There are only some indirect relations to Anthony's router:

-- I was impressed by his pictures
-- I use GTS library for delaunay triangulation as he did

Thats all -- I looked some hours at his code, but I was only able to
understand very small portions. The main problem for me was, that I was
not able to see relations between his code and the papers. He made much
use of functions of the GTS library, while I use that library only for
the initial delaunay triangulation. Indeed, it was my impression that he
followed not very close the papers and the PhD thesis of Tal Dayan. I
think that Anthony is a very smart person and he has coded much of his
own ideas. One problem is that low level C language makes it really very
difficult to develop and debug such type of router.

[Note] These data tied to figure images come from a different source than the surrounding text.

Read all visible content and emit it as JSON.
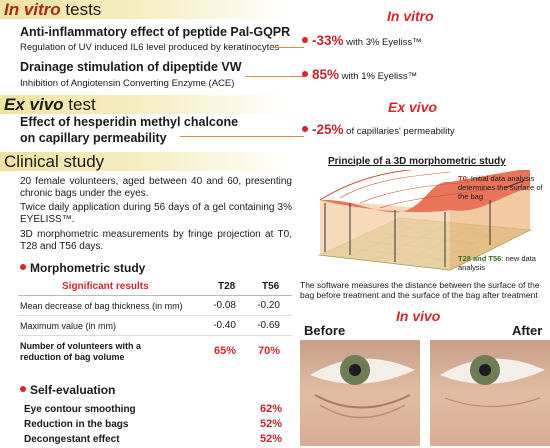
{
  "in_vitro": {
    "header": {
      "italic": "In vitro",
      "rest": "tests"
    },
    "panel_title": "In vitro",
    "items": [
      {
        "title": "Anti-inflammatory effect of peptide Pal-GQPR",
        "subtitle": "Regulation of UV induced IL6 level produced by keratinocytes",
        "result": {
          "value": "-33%",
          "text": "with 3% Eyeliss™"
        }
      },
      {
        "title": "Drainage stimulation of dipeptide VW",
        "subtitle": "Inhibition of Angiotensin Converting Enzyme (ACE)",
        "result": {
          "value": "85%",
          "text": "with 1% Eyeliss™"
        }
      }
    ]
  },
  "ex_vivo": {
    "header": {
      "italic": "Ex vivo",
      "rest": "test"
    },
    "panel_title": "Ex vivo",
    "item": {
      "title_lines": [
        "Effect of hesperidin methyl chalcone",
        "on capillary permeability"
      ],
      "result": {
        "value": "-25%",
        "text": "of capillaries' permeability"
      }
    }
  },
  "clinical": {
    "header": "Clinical study",
    "paragraphs": [
      "20 female volunteers, aged between 40 and 60, presenting chronic bags under the eyes.",
      "Twice daily application during 56 days of a gel containing 3% EYELISS™.",
      "3D morphometric measurements by fringe projection at T0, T28 and T56 days."
    ],
    "morphometric": {
      "title": "Morphometric study",
      "table": {
        "header": [
          "Significant results",
          "T28",
          "T56"
        ],
        "rows": [
          [
            "Mean decrease of bag thickness (in mm)",
            "-0.08",
            "-0.20"
          ],
          [
            "Maximum value (in mm)",
            "-0.40",
            "-0.69"
          ],
          [
            "Number of volunteers with a reduction of bag volume",
            "65%",
            "70%"
          ]
        ]
      }
    },
    "self_evaluation": {
      "title": "Self-evaluation",
      "rows": [
        [
          "Eye contour smoothing",
          "62%"
        ],
        [
          "Reduction in the bags",
          "52%"
        ],
        [
          "Decongestant effect",
          "52%"
        ]
      ]
    }
  },
  "diagram": {
    "title": "Principle of a 3D morphometric study",
    "t0_label": "T0",
    "t0_note": ": Initial data analysis determines the surface of the bag",
    "t28_label": "T28 and T56",
    "t28_note": ": new data analysis",
    "caption": "The software measures the distance between the surface of the bag before treatment and the surface of the bag after treatment"
  },
  "in_vivo": {
    "title": "In vivo",
    "before": "Before",
    "after": "After"
  }
}
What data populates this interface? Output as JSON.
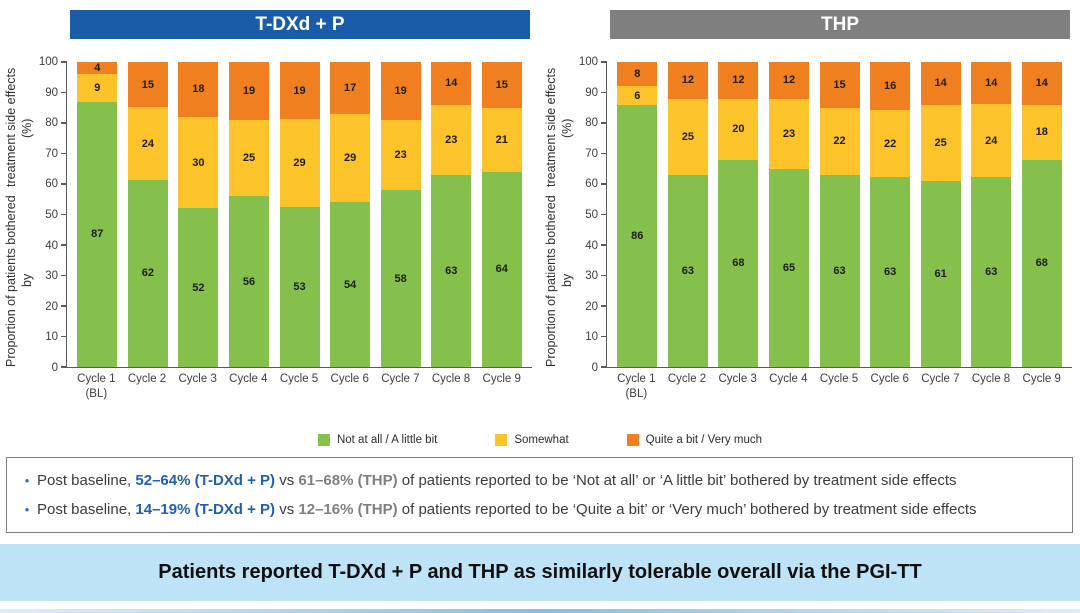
{
  "legend": {
    "items": [
      {
        "label": "Not at all / A little bit",
        "color": "#86c04c"
      },
      {
        "label": "Somewhat",
        "color": "#fdc32b"
      },
      {
        "label": "Quite a bit / Very much",
        "color": "#f0801f"
      }
    ]
  },
  "bullets": [
    {
      "segments": [
        {
          "text": "Post baseline, ",
          "style": "plain"
        },
        {
          "text": "52–64% (T-DXd + P)",
          "style": "blue-bold"
        },
        {
          "text": " vs ",
          "style": "plain"
        },
        {
          "text": "61–68% (THP)",
          "style": "gray-bold"
        },
        {
          "text": " of patients reported to be ‘Not at all’ or ‘A little bit’ bothered by treatment side effects",
          "style": "plain"
        }
      ]
    },
    {
      "segments": [
        {
          "text": "Post baseline, ",
          "style": "plain"
        },
        {
          "text": "14–19% (T-DXd + P)",
          "style": "blue-bold"
        },
        {
          "text": " vs ",
          "style": "plain"
        },
        {
          "text": "12–16% (THP)",
          "style": "gray-bold"
        },
        {
          "text": " of patients reported to be ‘Quite a bit’ or ‘Very much’ bothered by treatment side effects",
          "style": "plain"
        }
      ]
    }
  ],
  "banner": {
    "text": "Patients reported T-DXd + P and THP as similarly tolerable overall via the PGI-TT",
    "bg": "#bfe3f6"
  },
  "chart_data": [
    {
      "type": "bar",
      "stacked": true,
      "title": "T-DXd + P",
      "header_color": "#1b5ca9",
      "ylabel": "Proportion of patients bothered by treatment side effects (%)",
      "ylabel_lines": [
        "Proportion of patients bothered by",
        "treatment side effects (%)"
      ],
      "ylim": [
        0,
        100
      ],
      "ytick_step": 10,
      "grid": false,
      "legend_position": "bottom-shared",
      "categories": [
        {
          "label": "Cycle 1",
          "sub": "(BL)"
        },
        {
          "label": "Cycle 2",
          "sub": ""
        },
        {
          "label": "Cycle 3",
          "sub": ""
        },
        {
          "label": "Cycle 4",
          "sub": ""
        },
        {
          "label": "Cycle 5",
          "sub": ""
        },
        {
          "label": "Cycle 6",
          "sub": ""
        },
        {
          "label": "Cycle 7",
          "sub": ""
        },
        {
          "label": "Cycle 8",
          "sub": ""
        },
        {
          "label": "Cycle 9",
          "sub": ""
        }
      ],
      "series": [
        {
          "name": "Not at all / A little bit",
          "color": "#86c04c",
          "values": [
            87,
            62,
            52,
            56,
            53,
            54,
            58,
            63,
            64
          ]
        },
        {
          "name": "Somewhat",
          "color": "#fdc32b",
          "values": [
            9,
            24,
            30,
            25,
            29,
            29,
            23,
            23,
            21
          ]
        },
        {
          "name": "Quite a bit / Very much",
          "color": "#f0801f",
          "values": [
            4,
            15,
            18,
            19,
            19,
            17,
            19,
            14,
            15
          ]
        }
      ]
    },
    {
      "type": "bar",
      "stacked": true,
      "title": "THP",
      "header_color": "#7f7f7f",
      "ylabel": "Proportion of patients bothered by treatment side effects (%)",
      "ylabel_lines": [
        "Proportion of patients bothered by",
        "treatment side effects (%)"
      ],
      "ylim": [
        0,
        100
      ],
      "ytick_step": 10,
      "grid": false,
      "legend_position": "bottom-shared",
      "categories": [
        {
          "label": "Cycle 1",
          "sub": "(BL)"
        },
        {
          "label": "Cycle 2",
          "sub": ""
        },
        {
          "label": "Cycle 3",
          "sub": ""
        },
        {
          "label": "Cycle 4",
          "sub": ""
        },
        {
          "label": "Cycle 5",
          "sub": ""
        },
        {
          "label": "Cycle 6",
          "sub": ""
        },
        {
          "label": "Cycle 7",
          "sub": ""
        },
        {
          "label": "Cycle 8",
          "sub": ""
        },
        {
          "label": "Cycle 9",
          "sub": ""
        }
      ],
      "series": [
        {
          "name": "Not at all / A little bit",
          "color": "#86c04c",
          "values": [
            86,
            63,
            68,
            65,
            63,
            63,
            61,
            63,
            68
          ]
        },
        {
          "name": "Somewhat",
          "color": "#fdc32b",
          "values": [
            6,
            25,
            20,
            23,
            22,
            22,
            25,
            24,
            18
          ]
        },
        {
          "name": "Quite a bit / Very much",
          "color": "#f0801f",
          "values": [
            8,
            12,
            12,
            12,
            15,
            16,
            14,
            14,
            14
          ]
        }
      ]
    }
  ]
}
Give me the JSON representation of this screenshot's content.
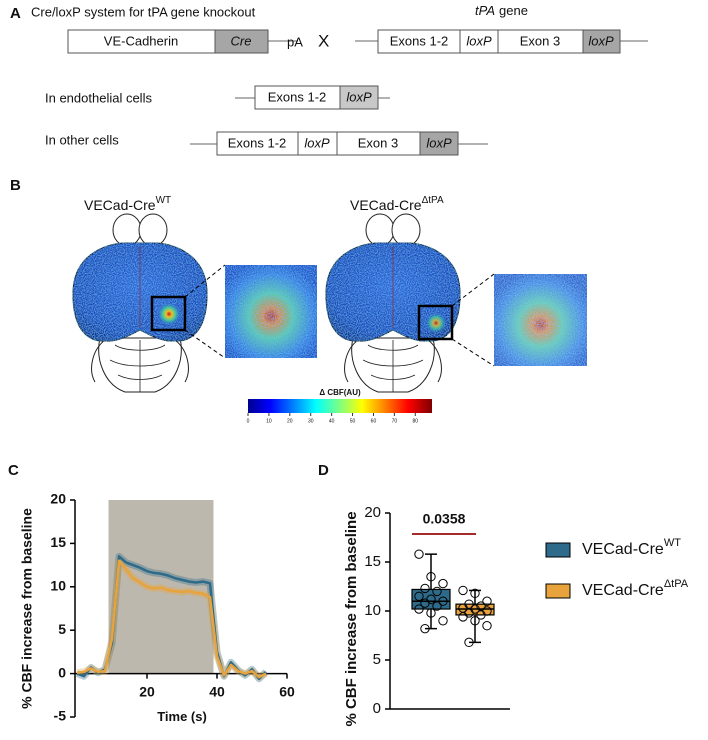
{
  "panel_labels": [
    "A",
    "B",
    "C",
    "D"
  ],
  "diagram": {
    "title": "Cre/loxP system for tPA gene knockout",
    "gene_label": {
      "italic": "tPA",
      "text": "gene"
    },
    "construct_cre": [
      "VE-Cadherin",
      "Cre"
    ],
    "polyA": "pA",
    "cross": "X",
    "construct_tpa": [
      "Exons 1-2",
      "loxP",
      "Exon 3",
      "loxP"
    ],
    "endothelial": {
      "label": "In endothelial cells",
      "segments": [
        "Exons 1-2",
        "loxP"
      ]
    },
    "other": {
      "label": "In other cells",
      "segments": [
        "Exons 1-2",
        "loxP",
        "Exon 3",
        "loxP"
      ]
    }
  },
  "imaging": {
    "groups": [
      {
        "name": "VECad-Cre",
        "sup": "WT"
      },
      {
        "name": "VECad-Cre",
        "sup": "ΔtPA"
      }
    ],
    "colorbar": {
      "label": "Δ CBF(AU)",
      "lim": [
        0,
        88
      ],
      "ticks": [
        0,
        10,
        20,
        30,
        40,
        50,
        60,
        70,
        80
      ]
    }
  },
  "chart_data": [
    {
      "type": "line",
      "ylabel": "% CBF increase from baseline",
      "xlabel": "Time (s)",
      "x": [
        0,
        2,
        4,
        6,
        8,
        10,
        12,
        14,
        16,
        18,
        20,
        22,
        24,
        26,
        28,
        30,
        32,
        34,
        36,
        38,
        40,
        42,
        44,
        46,
        48,
        50,
        52,
        54
      ],
      "xlim": [
        0,
        60
      ],
      "xticks": [
        20,
        40,
        60
      ],
      "ylim": [
        -5,
        20
      ],
      "yticks": [
        -5,
        0,
        5,
        10,
        15,
        20
      ],
      "shaded_region": [
        9,
        39
      ],
      "series": [
        {
          "color": "#2e6b8a",
          "values": [
            0,
            -0.3,
            0.7,
            0.1,
            0.5,
            3.5,
            13.5,
            12.8,
            12.5,
            12.2,
            11.8,
            11.6,
            11.5,
            11.3,
            11.0,
            10.8,
            10.6,
            10.5,
            10.6,
            10.4,
            2.5,
            -0.3,
            1.3,
            0.4,
            -0.2,
            0.5,
            -0.6,
            0.2
          ]
        },
        {
          "color": "#e8a33d",
          "values": [
            0.1,
            0.2,
            0.6,
            0.2,
            0.3,
            4.0,
            13.0,
            12.0,
            11.0,
            10.5,
            10.0,
            9.8,
            9.9,
            9.6,
            9.5,
            9.4,
            9.5,
            9.3,
            9.2,
            8.8,
            2.0,
            -0.2,
            1.0,
            0.3,
            0.0,
            0.3,
            -0.4,
            0.0
          ]
        }
      ]
    },
    {
      "type": "box",
      "ylabel": "% CBF increase from baseline",
      "ylim": [
        0,
        20
      ],
      "yticks": [
        0,
        5,
        10,
        15,
        20
      ],
      "annotation": "0.0358",
      "annotation_color": "#a52a2a",
      "series": [
        {
          "name": "VECad-Cre",
          "name_sup": "WT",
          "color": "#2e6b8a",
          "min": 8.2,
          "q1": 10.2,
          "median": 11.0,
          "q3": 12.2,
          "max": 15.8,
          "points": [
            15.8,
            13.5,
            12.8,
            12.3,
            12.0,
            11.5,
            11.2,
            11.0,
            10.8,
            10.5,
            10.2,
            9.8,
            9.0,
            8.2
          ]
        },
        {
          "name": "VECad-Cre",
          "name_sup": "ΔtPA",
          "color": "#e8a33d",
          "min": 6.8,
          "q1": 9.6,
          "median": 10.2,
          "q3": 10.7,
          "max": 12.1,
          "points": [
            12.1,
            11.8,
            11.0,
            10.7,
            10.5,
            10.3,
            10.2,
            10.0,
            9.8,
            9.6,
            9.4,
            9.0,
            8.5,
            6.8
          ]
        }
      ]
    }
  ]
}
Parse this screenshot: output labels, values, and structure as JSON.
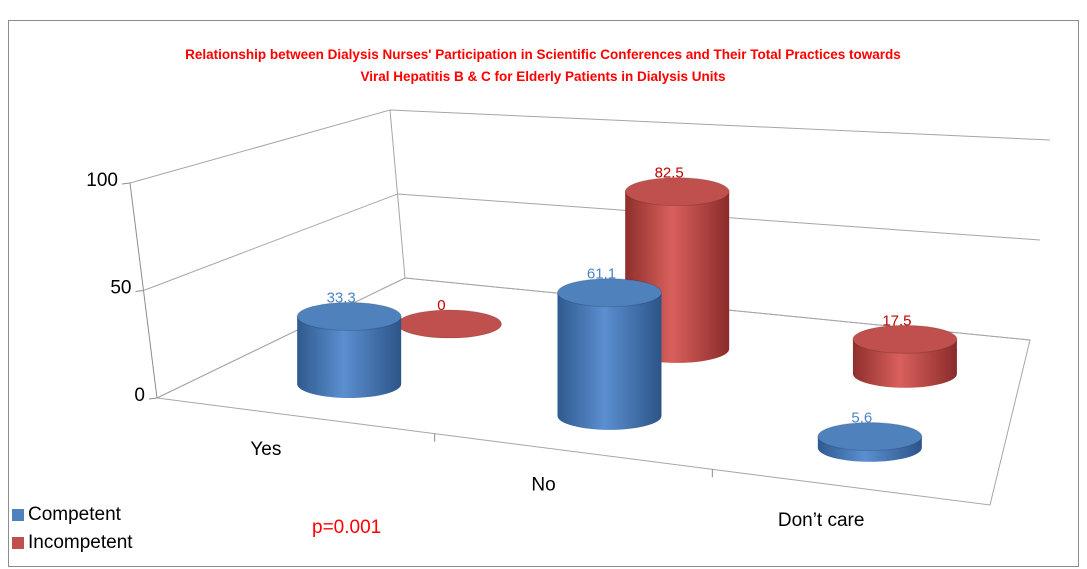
{
  "chart_data": {
    "type": "bar3d",
    "title": "Relationship between Dialysis Nurses' Participation in Scientific Conferences and Their Total Practices towards Viral Hepatitis B & C for Elderly Patients in Dialysis Units",
    "categories": [
      "Yes",
      "No",
      "Don’t care"
    ],
    "series": [
      {
        "name": "Competent",
        "color": "#4f81bd",
        "label_color": "#4a86c8",
        "values": [
          33.3,
          61.1,
          5.6
        ]
      },
      {
        "name": "Incompetent",
        "color": "#c0504d",
        "label_color": "#c00000",
        "values": [
          0,
          82.5,
          17.5
        ]
      }
    ],
    "ylim": [
      0,
      100
    ],
    "yticks": [
      0,
      50,
      100
    ],
    "grid": true,
    "legend": "bottom-left",
    "annotation": "p=0.001"
  }
}
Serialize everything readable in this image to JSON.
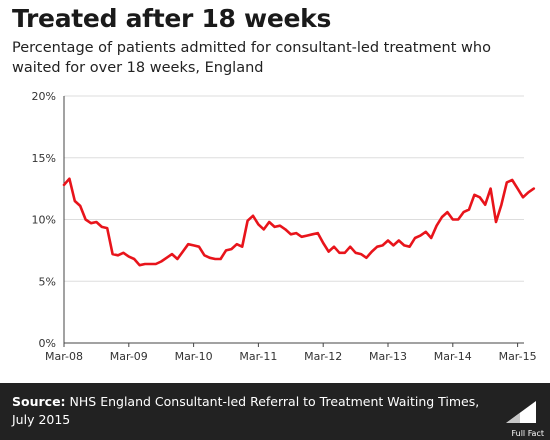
{
  "header": {
    "title": "Treated after 18 weeks",
    "subtitle": "Percentage of patients admitted for consultant-led treatment who waited for over 18 weeks, England"
  },
  "footer": {
    "source_label": "Source:",
    "source_text": "NHS England Consultant-led Referral to Treatment Waiting Times, July 2015",
    "logo_text": "Full Fact"
  },
  "colors": {
    "line": "#e8141b",
    "grid": "#dddddd",
    "footer_bg": "#222222"
  },
  "chart_data": {
    "type": "line",
    "title": "Treated after 18 weeks",
    "subtitle": "Percentage of patients admitted for consultant-led treatment who waited for over 18 weeks, England",
    "xlabel": "",
    "ylabel": "",
    "ylim": [
      0,
      20
    ],
    "y_ticks": [
      "0%",
      "5%",
      "10%",
      "15%",
      "20%"
    ],
    "x_ticks": [
      "Mar-08",
      "Mar-09",
      "Mar-10",
      "Mar-11",
      "Mar-12",
      "Mar-13",
      "Mar-14",
      "Mar-15"
    ],
    "grid": "horizontal",
    "start_month": "Mar-08",
    "series": [
      {
        "name": "",
        "color": "#e8141b",
        "values": [
          12.8,
          13.3,
          11.5,
          11.1,
          10.0,
          9.7,
          9.8,
          9.4,
          9.3,
          7.2,
          7.1,
          7.3,
          7.0,
          6.8,
          6.3,
          6.4,
          6.4,
          6.4,
          6.6,
          6.9,
          7.2,
          6.8,
          7.4,
          8.0,
          7.9,
          7.8,
          7.1,
          6.9,
          6.8,
          6.8,
          7.5,
          7.6,
          8.0,
          7.8,
          9.9,
          10.3,
          9.6,
          9.2,
          9.8,
          9.4,
          9.5,
          9.2,
          8.8,
          8.9,
          8.6,
          8.7,
          8.8,
          8.9,
          8.1,
          7.4,
          7.8,
          7.3,
          7.3,
          7.8,
          7.3,
          7.2,
          6.9,
          7.4,
          7.8,
          7.9,
          8.3,
          7.9,
          8.3,
          7.9,
          7.8,
          8.5,
          8.7,
          9.0,
          8.5,
          9.5,
          10.2,
          10.6,
          10.0,
          10.0,
          10.6,
          10.8,
          12.0,
          11.8,
          11.2,
          12.5,
          9.8,
          11.2,
          13.0,
          13.2,
          12.5,
          11.8,
          12.2,
          12.5
        ]
      }
    ]
  }
}
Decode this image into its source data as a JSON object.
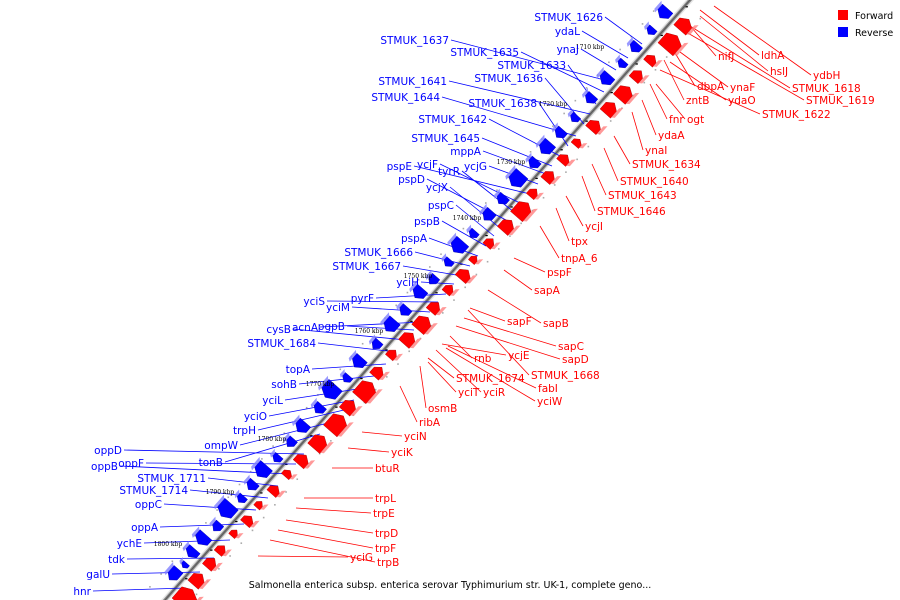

Currently I am investigating switching from GTS library to CGAL. GTS is
plain C, so it was easy for me to code a Ruby interface for the Delaunay
part. But GTS mailing list is inactive since May 2012 -- my subscription
failed, and the original authors is not really interested. GTS is ok for
me, I do only need the initial constrained delaunay triangulation,
exactly the neighbor vertices for each vertex. But I think I will have a
look at CGAL in the next weeks, its a large C++ library. Bindings to
other languages are not really well supported, there is some basic
support for Java and Python. I read that CGAL makes use of templates,
which makes it difficult to build bindings which support all the
functionality. I don't know enough about C++ to build direct bindings
(Java and Python uses SWIG for the bindings), but with some plain C glue
code it should be possible.

I hope there is nothing wrong with the CGAL license, seems to be dual
GPL and commercial. That should be OK, but there is a strange fork
project site available: https://gforge.inria.fr/projects/cgal/
Maybe it is only a mirror with GPL license, I have to investigate that.